If ripping it goes as planned, I should have a nice flat back on it.
I would like to attach it to the back panel slightly above the waterline.
I failed to mention that the tank is 24" tall but will only have 15" of water.
Would silicone hold it to the back wall?
Would I be able to attach if its still a little wet from curing?


----------



## Diana K (Dec 20, 2007)

The chainsaw may add petroleum (bar and chain oil) to the wood, so use your friend's saw. 

I do not think the wood will stick when it gets wet, and especially when the turtle climbs on it. As the turtle climbs over the edge and up this will create quite a bit of leverage that can break the wood off the glass. 

I would hang it with something from the rim, or build a pedestal from the bottom of the tank, or both. Do not rely on any sort of glue to stick wet wood to glass. As the wood decomposes it will lose its grip (if it ever was secure in the first place).

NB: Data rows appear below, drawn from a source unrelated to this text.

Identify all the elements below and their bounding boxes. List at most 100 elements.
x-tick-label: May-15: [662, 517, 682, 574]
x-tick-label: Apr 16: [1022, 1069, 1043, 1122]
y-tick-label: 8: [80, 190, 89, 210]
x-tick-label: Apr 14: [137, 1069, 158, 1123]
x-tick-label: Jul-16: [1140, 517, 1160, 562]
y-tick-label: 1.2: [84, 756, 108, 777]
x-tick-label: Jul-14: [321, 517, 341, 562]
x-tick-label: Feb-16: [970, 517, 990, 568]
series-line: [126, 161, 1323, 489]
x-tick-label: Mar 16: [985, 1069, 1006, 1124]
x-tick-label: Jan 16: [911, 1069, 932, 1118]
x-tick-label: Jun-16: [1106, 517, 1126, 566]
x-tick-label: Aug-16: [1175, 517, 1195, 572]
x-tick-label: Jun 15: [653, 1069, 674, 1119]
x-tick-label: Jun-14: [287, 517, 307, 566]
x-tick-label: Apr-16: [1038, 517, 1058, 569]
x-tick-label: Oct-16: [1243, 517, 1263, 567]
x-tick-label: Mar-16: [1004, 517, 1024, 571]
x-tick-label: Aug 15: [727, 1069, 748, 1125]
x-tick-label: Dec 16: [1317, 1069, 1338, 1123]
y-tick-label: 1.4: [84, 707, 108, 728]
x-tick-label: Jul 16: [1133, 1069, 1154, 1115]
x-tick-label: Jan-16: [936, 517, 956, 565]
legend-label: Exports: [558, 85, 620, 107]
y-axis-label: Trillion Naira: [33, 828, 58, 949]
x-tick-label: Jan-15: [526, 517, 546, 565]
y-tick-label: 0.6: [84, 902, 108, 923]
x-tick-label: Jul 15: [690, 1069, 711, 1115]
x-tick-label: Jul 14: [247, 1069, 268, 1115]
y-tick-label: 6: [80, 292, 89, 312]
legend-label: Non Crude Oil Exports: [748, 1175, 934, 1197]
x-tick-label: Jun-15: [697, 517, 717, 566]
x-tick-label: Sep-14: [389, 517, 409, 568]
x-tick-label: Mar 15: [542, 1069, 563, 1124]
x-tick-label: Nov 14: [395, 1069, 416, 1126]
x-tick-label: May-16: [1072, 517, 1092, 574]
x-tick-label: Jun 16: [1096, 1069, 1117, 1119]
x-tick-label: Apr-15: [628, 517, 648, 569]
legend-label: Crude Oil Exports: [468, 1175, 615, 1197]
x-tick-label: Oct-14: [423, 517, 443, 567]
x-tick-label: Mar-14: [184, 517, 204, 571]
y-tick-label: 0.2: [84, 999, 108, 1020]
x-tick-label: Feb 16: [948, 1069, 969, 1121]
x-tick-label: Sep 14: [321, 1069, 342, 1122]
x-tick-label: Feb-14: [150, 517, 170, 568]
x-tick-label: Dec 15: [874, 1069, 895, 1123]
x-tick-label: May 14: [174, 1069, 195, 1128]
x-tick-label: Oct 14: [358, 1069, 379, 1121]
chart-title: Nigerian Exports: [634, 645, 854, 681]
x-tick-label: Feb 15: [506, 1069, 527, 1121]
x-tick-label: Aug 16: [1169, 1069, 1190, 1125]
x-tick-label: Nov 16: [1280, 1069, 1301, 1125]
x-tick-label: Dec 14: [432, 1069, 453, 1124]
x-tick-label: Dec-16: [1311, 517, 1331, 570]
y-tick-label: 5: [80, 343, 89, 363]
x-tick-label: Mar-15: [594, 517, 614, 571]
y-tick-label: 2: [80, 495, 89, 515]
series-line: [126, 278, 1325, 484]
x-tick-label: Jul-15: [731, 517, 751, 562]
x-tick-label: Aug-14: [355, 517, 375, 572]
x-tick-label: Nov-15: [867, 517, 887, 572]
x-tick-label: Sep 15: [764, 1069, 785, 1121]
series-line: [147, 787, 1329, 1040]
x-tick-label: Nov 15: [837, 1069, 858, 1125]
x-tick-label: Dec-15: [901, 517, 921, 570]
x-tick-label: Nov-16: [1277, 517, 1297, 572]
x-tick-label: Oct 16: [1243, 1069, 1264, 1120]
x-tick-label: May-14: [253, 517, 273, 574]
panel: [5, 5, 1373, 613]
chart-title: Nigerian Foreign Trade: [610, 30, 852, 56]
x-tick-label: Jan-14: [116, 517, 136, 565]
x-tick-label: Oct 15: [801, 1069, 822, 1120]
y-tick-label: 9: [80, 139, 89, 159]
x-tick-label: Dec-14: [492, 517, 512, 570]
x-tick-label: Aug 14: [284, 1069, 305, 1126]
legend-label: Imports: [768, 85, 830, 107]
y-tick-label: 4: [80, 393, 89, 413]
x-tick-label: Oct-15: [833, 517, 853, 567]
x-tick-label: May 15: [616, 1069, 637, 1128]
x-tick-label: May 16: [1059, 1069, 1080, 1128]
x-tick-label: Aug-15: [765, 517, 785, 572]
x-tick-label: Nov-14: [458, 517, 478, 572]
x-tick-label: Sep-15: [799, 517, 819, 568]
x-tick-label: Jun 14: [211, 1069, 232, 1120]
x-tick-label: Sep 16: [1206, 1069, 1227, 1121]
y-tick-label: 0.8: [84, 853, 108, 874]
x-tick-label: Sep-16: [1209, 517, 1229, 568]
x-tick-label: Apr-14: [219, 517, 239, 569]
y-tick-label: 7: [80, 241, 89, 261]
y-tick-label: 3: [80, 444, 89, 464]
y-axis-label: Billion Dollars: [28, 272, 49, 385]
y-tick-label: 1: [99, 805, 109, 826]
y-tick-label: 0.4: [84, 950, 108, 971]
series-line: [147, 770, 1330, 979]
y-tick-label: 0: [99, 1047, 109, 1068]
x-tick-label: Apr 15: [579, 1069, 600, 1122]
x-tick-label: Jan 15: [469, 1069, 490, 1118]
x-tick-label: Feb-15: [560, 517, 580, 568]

How about adding a 'trunk-like' piece of thick branch pretty much vertically under the basking platform? You could get creative (with your friend's saw) and find a branch with a fork. Cut it off so the basking platform is well supported, and use food grade stainless steel screws to hold it together. Then gluing it to the side might work, because the main strength is the support from underneath. The glue is more for stability.

Silicone will not stick to wet surfaces, so the wood will need to be quite dry if you use silicone. 
How about super glue?


----------



## Aquaticz (May 22, 2009)

Try hanging it with some light weight fishing line- works for me.


----------